99). But an effective balance to powerful employers came only in the 1930s

when state support for labor unions allowed effective collective bargaining and

New-Deal era legislation and court decisions restricted the right to contact.

Expanding positive freedom came at the expense of negative freedom from

constraint.

The old labor history often ended with the New Deal,

vie wing it as the final achievement of the American labor movement.

Jacoby goes further. Although gender disappears from America’s struggle for

freedom in his later chapters, he carries his discussion of freedom into the

1990s, writing about Civil Rights and union struggles in the post-World War II

era. In the concluding chapters, Jacoby warns against the impact of free

markets on worker standards in the era of the “global piano.” He fears a

“race to the bottom” driving working

conditions and wages in advanced economies down to the level of the poorest.

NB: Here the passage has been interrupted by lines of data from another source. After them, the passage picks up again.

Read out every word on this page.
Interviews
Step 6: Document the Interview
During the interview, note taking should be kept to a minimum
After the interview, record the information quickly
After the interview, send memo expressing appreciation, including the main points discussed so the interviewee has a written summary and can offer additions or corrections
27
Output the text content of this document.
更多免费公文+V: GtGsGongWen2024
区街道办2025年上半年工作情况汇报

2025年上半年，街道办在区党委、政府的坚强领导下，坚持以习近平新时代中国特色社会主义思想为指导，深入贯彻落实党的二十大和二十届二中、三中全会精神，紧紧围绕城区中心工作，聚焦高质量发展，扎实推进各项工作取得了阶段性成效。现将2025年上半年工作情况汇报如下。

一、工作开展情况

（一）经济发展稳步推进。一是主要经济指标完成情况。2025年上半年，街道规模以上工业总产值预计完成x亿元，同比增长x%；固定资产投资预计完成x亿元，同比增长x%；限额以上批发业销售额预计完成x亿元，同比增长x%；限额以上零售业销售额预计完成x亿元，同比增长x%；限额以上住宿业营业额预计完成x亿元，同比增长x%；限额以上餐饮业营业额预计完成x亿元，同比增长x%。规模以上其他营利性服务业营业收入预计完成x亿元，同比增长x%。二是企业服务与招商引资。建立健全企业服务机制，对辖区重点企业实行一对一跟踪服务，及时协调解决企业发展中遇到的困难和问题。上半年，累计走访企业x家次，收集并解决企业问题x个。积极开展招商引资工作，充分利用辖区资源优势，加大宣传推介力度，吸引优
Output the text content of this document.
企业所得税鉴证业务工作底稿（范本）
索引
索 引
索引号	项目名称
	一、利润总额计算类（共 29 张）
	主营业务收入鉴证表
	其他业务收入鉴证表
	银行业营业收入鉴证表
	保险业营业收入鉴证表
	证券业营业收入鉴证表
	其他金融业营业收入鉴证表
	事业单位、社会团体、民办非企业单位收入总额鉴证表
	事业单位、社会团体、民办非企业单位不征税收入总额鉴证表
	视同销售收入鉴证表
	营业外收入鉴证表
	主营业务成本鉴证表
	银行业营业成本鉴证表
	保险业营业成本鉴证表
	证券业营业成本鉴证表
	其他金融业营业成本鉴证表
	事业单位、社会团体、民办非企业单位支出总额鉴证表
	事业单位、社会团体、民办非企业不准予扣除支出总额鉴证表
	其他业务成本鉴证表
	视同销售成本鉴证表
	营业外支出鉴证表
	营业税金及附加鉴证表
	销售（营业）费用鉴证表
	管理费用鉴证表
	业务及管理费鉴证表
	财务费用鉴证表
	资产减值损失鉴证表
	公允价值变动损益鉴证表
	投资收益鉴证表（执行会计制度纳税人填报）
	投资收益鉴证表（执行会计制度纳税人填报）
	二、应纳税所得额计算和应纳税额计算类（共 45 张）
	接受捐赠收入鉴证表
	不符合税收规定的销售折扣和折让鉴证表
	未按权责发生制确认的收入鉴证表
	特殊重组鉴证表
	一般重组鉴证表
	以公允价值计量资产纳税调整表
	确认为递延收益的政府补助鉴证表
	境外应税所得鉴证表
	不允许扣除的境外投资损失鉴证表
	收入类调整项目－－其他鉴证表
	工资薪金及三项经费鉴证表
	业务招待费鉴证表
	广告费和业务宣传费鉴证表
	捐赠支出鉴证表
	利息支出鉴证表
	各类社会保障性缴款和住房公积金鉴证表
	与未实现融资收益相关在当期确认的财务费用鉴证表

Jacoby notes how Germany, Japan, and some other advanced countries have avoided

this threat from globalization through regulatory policy and advanced education

and suggests that the United States might learn from their experience. Thus

his work ends on a salutary note, recognizing past progress and warning

against future threats.

Laboring for Freedom provides a survey of American history that might be

useful for students in courses in economic history and history generally as

well in courses in labor history as such. The book provides little new

research. Instead, its merit is in the reinterpretation of older material,

placing an existing literature into a provocative new framework. Jacoby’s book

is deceptively thin. It has fewer than 170 pages of text but Jacoby packs into

this limited text a new synthesis of American history built around labor. This

is a significant achievement in a work that should be read widely by historians

and all social

scientists.

Gerald Friedman Department of Economics University of Massachusetts at Amherst

Gerald Friedman is the author of State-Making and Labor Movements:

France and the United States, 1876-1914 (Cornell University Press,

1998) as well as numerous

articles on the history of organized labor in the United States and Europe.